Minuman oplosan yang banyak menelan korban jiwa itu, saya curiga, sebetulnya adalah hasil dari bakat kebudayaan. Soal bahwa bakat itu kemudian berjalan ke lain jurusan, lain kali soal ini bisa didiskusikan.Tetapi tradisi mengoplos dan inkulturasi adalah tradisi besar bangsa ini. Di Indonesia, sebetulnya tidak ada perbedaan yang tidak rukun mulai dari agama, bahasa, kesenian hingga makanan. Bakat pertengkaran kita atas perbedaan itu tidak seberapa jika dibandingkan dengan bakat kerukunan kita atas perbedaan. Perbedaan paling musykil sekalipun bisa dikawinkan termasuk minuman oplosan ini.

Minuman keras murahan itu, biasanya sudah berisi bermacam - macam campuran. Jika ini dianggap belum cukup bisa ditambah lagi dengan spiritus. Jika spiritus belum cukup, tambah lagi pentol korek. Jika ini masih dianggap kurang telengas, ada kemungkinan akan ditambah bensin. Jika ini masih kurang ganas, masih ada solar,avtur, oli bekas sebagai bahan oplosan masa depan.
Tak peduli apa pun perbedaannya, betapapun kontrasnya, semua bisa dioplos dan dikawinkan. Maka tradisi kontras itu sebetulnya tidak dikenal di Indonesia, karena yang dikenal kemudian adalah grey area, ruang remang - remang yang tidak jelas adakah ia hitam atau putih, terang atau gelap. Tetapi inilah kelebihan ruang remang - remang itu: butuh putih ada, hitam juga ada. Butuh hitam keputih-putihan, atau putih kehitam-hitaman juga ada. Mau sedikit terang ada, sedikit gelap juga ada. Mau terang yang kegelap-gelapan ada, mau gelap yg keterang-terangan juga ada.

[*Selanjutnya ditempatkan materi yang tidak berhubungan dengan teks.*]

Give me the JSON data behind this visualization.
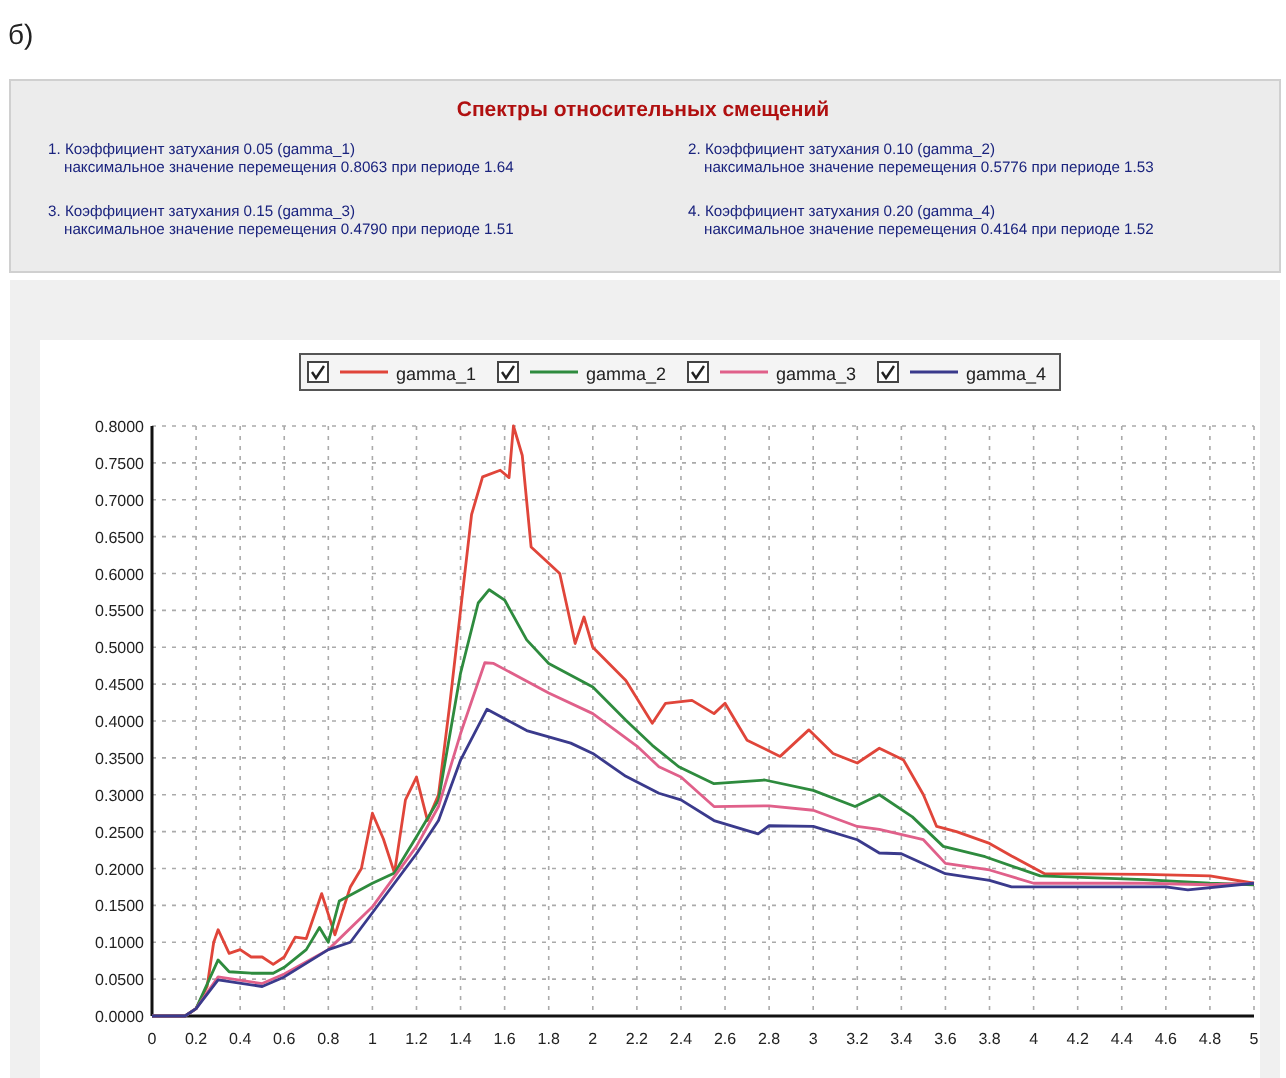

Itulah kenapa masyarakat sering tidak memiliki vonis tunggal atas sebuah pribadi, betapapun seseorang itu pernah distigmakan sebagai buruk kelakuan. Walau telah dikabarkan sebagai pribadi yang korup, tapi apa daya di wilayahnya ia terkenal sebagai dermawan. Di desa asalnya, orang ini bisa mengaspal jalan, membangun rumah ibadah dan menyantuni anak - anak yatim. Di sebelah wajahnya, ia adalah penggerogot uang negara yg banjir kutukan, tetapi di sebelahnya lagi berisi doa dan pujian.

Begitu pula wajah-wajah di media massa kita. Ia dipenuhi oleh berbagai oplosan perasaan. Ada yang hari ini diberitakan sebagai penerima suap tetapi esok hari ia telah berganti wajah sebagai pahlawan dan korban kezaliman. Atau media massa sendiri itu juga sudah bentuk oplosan karena di dalamnya mulai bercampur bermacam-macam peran. Dari sekedar peran penyiar berita sampai (jika perlu) perekayasa berita. Maka reaksi masyarakat Indonesia pada akhirnya juga terimbas budaya oplosan ini. Kepada wajah yang sama, kita tak jelas hendak marah atau iba. Marah saja tidak mungkin kalau ada unsur iba di dalamnya. Iba saja juga sulit karena jelas-jelas ada yang salah pada dirinya. Begitu juga ketika ada seorang pejabat tinggi pergi, tak mudah bagi publik untuk mengekspresikan hanya dengan satu reaksi. Haruskah merasa kehilangan dan meratapi, atau justru berbahagia dan menyoraki.

Pada mulanya, bakat mengoplos adalah sebuah peristiwa kebudayaan. Tetapi persoalannya, kita sama sekali tidak pernah menyangka jika kemudian ia akan berkembang sampai sejauh ini.